Teaching Science by Doing Science

Walk down the halls of the A. Paul Schaap Science Center on an afternoon.  You'll  see the usual array of  undergraduate biology students -- a comparative anatomy class here, students etherizing flies over there in that genetics lab, some first year students learning how to use a spread sheet to make a graph, a professor speaking to his parasitology class about his experiences in the Sudan.  You'll see all that, but you'll see more if you look carefully -- that journal club studying original literature about fat synthesis in yeast, two students with state-of-the-art equipment figuring out the sequence of a length of DNA, another little group in this lab studying a video tape they've made of blue bird behavior.   These are undergraduates in Biology at Hope College doing original research in collaboration with faculty  Let's take a closer look.
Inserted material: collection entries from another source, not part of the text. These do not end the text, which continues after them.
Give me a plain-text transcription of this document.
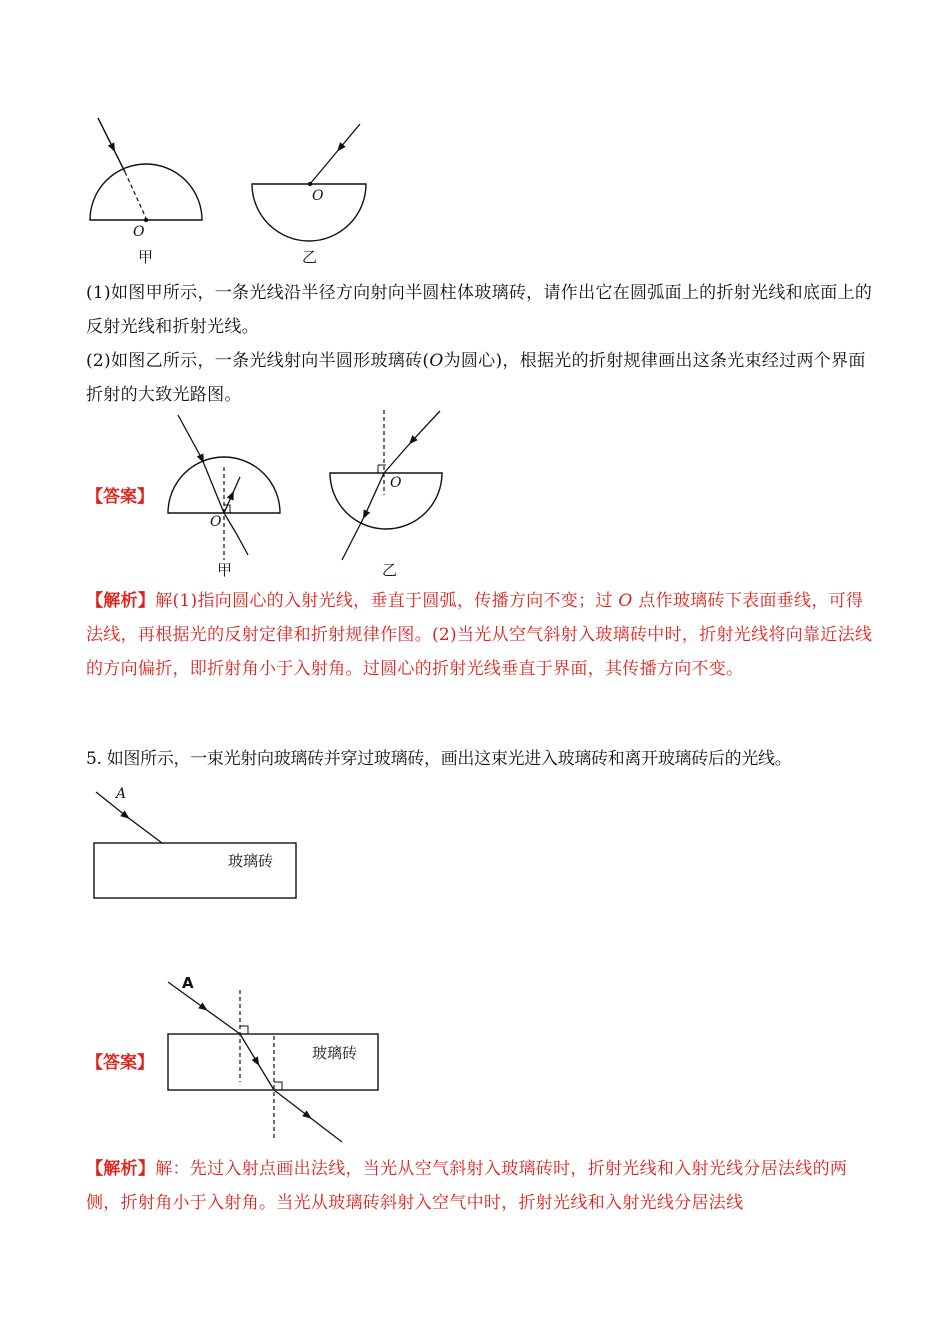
O
甲
O
乙
(1)如图甲所示，一条光线沿半径方向射向半圆柱体玻璃砖，请作出它在圆弧面上的折射光线和底面上的反射光线和折射光线。
(2)如图乙所示，一条光线射向半圆形玻璃砖(O为圆心)，根据光的折射规律画出这条光束经过两个界面折射的大致光路图。
【答案】
O
甲
O
乙
【解析】解(1)指向圆心的入射光线，垂直于圆弧，传播方向不变；过 O 点作玻璃砖下表面垂线，可得法线，再根据光的反射定律和折射规律作图。(2)当光从空气斜射入玻璃砖中时，折射光线将向靠近法线的方向偏折，即折射角小于入射角。过圆心的折射光线垂直于界面，其传播方向不变。
5. 如图所示，一束光射向玻璃砖并穿过玻璃砖，画出这束光进入玻璃砖和离开玻璃砖后的光线。
A
玻璃砖
【答案】
A
玻璃砖
【解析】解：先过入射点画出法线，当光从空气斜射入玻璃砖时，折射光线和入射光线分居法线的两侧，折射角小于入射角。当光从玻璃砖斜射入空气中时，折射光线和入射光线分居法线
Faculty in Biology at Hope College consider their job to be research with undergraduates. At Hope that doesn't just mean working in a lab with a small number of advanced students.  It does mean that, of course, but it also means designing the whole curriculum to support research with students -- from Intro Biology right on up. 

It takes the real thing -- grant writing, sophisticated equipment, student attendance at professional meetings, peer-reviewed publication -- to teach the real  thing.

Here, Krista is preparing a gel to study some of the the properties of the hormone receptor VACM-1.